Die DB baut die Rheintalstrecke Karlsruhe – Basel auf vier Gleise aus und schließt diese an die schweizerische NEAT an. Der Basel Badischer Bahnhof erhält einen Vierspuranschluss. Für den Umschlag des kombinierten Verkehrs dient als internationale Logistikdrehscheibe ein erweitertes Containerterminal der Deutschen Umschlaggesellschaft SchieneStraße (DUSS) auf deutscher Seite und der Neubau des Terminals Gateway Basel Nord AG (GBN) auf der Schweizer Seite. Die Schweizerischen Rheinhäfen (SRH) schließen den Hafen an diese Drehscheibe an und machen sie trimodal (Bahn/Schiff/Straße). Dazu muss die DB-Güterzugstrecke Basel Badischer Bahnhof – Weil am Rhein teilweise verlegt werden.
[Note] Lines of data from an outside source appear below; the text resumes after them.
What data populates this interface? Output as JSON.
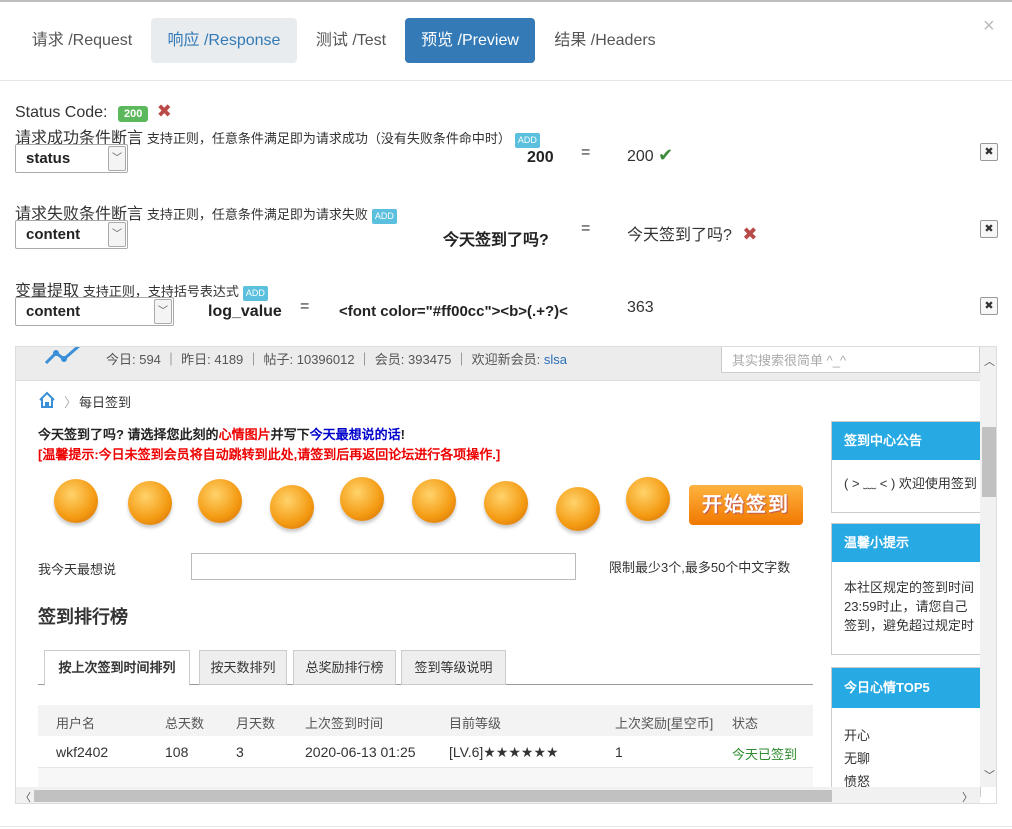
{
  "tabs": [
    {
      "label": "请求 /Request"
    },
    {
      "label": "响应 /Response"
    },
    {
      "label": "测试 /Test"
    },
    {
      "label": "预览 /Preview"
    },
    {
      "label": "结果 /Headers"
    }
  ],
  "close_symbol": "×",
  "status": {
    "label": "Status Code:",
    "code": "200"
  },
  "success_assert": {
    "title": "请求成功条件断言",
    "hint": "支持正则，任意条件满足即为请求成功（没有失败条件命中时）",
    "add": "ADD",
    "field": "status",
    "expected": "200",
    "op": "=",
    "actual": "200"
  },
  "fail_assert": {
    "title": "请求失败条件断言",
    "hint": "支持正则，任意条件满足即为请求失败",
    "add": "ADD",
    "field": "content",
    "expected": "今天签到了吗?",
    "op": "=",
    "actual": "今天签到了吗?"
  },
  "var_extract": {
    "title": "变量提取",
    "hint": "支持正则，支持括号表达式",
    "add": "ADD",
    "field": "content",
    "var_name": "log_value",
    "op": "=",
    "expr": "<font color=\"#ff00cc\"><b>(.+?)<",
    "value": "363"
  },
  "remove_symbol": "✖",
  "preview": {
    "stats": "今日: 594 ｜ 昨日: 4189 ｜ 帖子: 10396012 ｜ 会员: 393475 ｜ 欢迎新会员:",
    "new_member": "slsa",
    "search_placeholder": "其实搜索很简单 ^_^",
    "breadcrumb": "每日签到",
    "question_a": "今天签到了吗? 请选择您此刻的",
    "question_b": "心情图片",
    "question_c": "并写下",
    "question_d": "今天最想说的话",
    "question_e": "!",
    "warning": "[温馨提示:今日未签到会员将自动跳转到此处,请签到后再返回论坛进行各项操作.]",
    "sign_button": "开始签到",
    "say_label": "我今天最想说",
    "say_limit": "限制最少3个,最多50个中文字数",
    "rank_title": "签到排行榜",
    "rank_tabs": [
      "按上次签到时间排列",
      "按天数排列",
      "总奖励排行榜",
      "签到等级说明"
    ],
    "table_headers": [
      "用户名",
      "总天数",
      "月天数",
      "上次签到时间",
      "目前等级",
      "上次奖励[星空币]",
      "状态"
    ],
    "table_row": [
      "wkf2402",
      "108",
      "3",
      "2020-06-13 01:25",
      "[LV.6]★★★★★★",
      "1",
      "今天已签到"
    ],
    "notice_title": "签到中心公告",
    "notice_body": "( > ﹏ < ) 欢迎使用签到",
    "tips_title": "温馨小提示",
    "tips_body": [
      "本社区规定的签到时间",
      "23:59时止，请您自己",
      "签到，避免超过规定时"
    ],
    "mood_title": "今日心情TOP5",
    "mood_list": [
      "开心",
      "无聊",
      "愤怒"
    ]
  }
}
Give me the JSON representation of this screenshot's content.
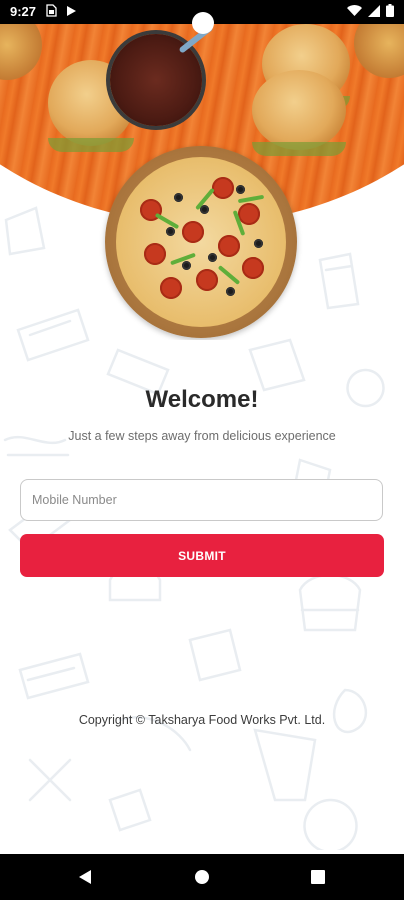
{
  "status_bar": {
    "time": "9:27",
    "sim_icon": "sim-card-icon",
    "play_icon": "play-store-icon",
    "wifi_icon": "wifi-icon",
    "signal_icon": "cell-signal-icon",
    "battery_icon": "battery-icon"
  },
  "main": {
    "title": "Welcome!",
    "subtitle": "Just a few steps away from delicious experience",
    "mobile_input": {
      "placeholder": "Mobile Number",
      "value": ""
    },
    "submit_label": "SUBMIT",
    "copyright": "Copyright ©  Taksharya Food Works Pvt. Ltd."
  },
  "nav_bar": {
    "back_icon": "back-triangle-icon",
    "home_icon": "home-circle-icon",
    "recents_icon": "recents-square-icon"
  },
  "colors": {
    "accent": "#e8213f",
    "table": "#e86a1f"
  }
}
Der Kanton Basel-Stadt will die bestehende Hafenbahn so umbauen, dass deren Gleise südlich des Flusses Wiese zugunsten einer Stadtentwicklung verlegt werden können. Der Kanton Basel-Stadt unterstützt die Infrastrukturmaßnahmen als bedeutenden Wirtschaftsfaktor. Im Gegenzug kann der Kanton das heute vom Hafen belegte Rheinufer für eine städtische Entwicklung zu nutzen.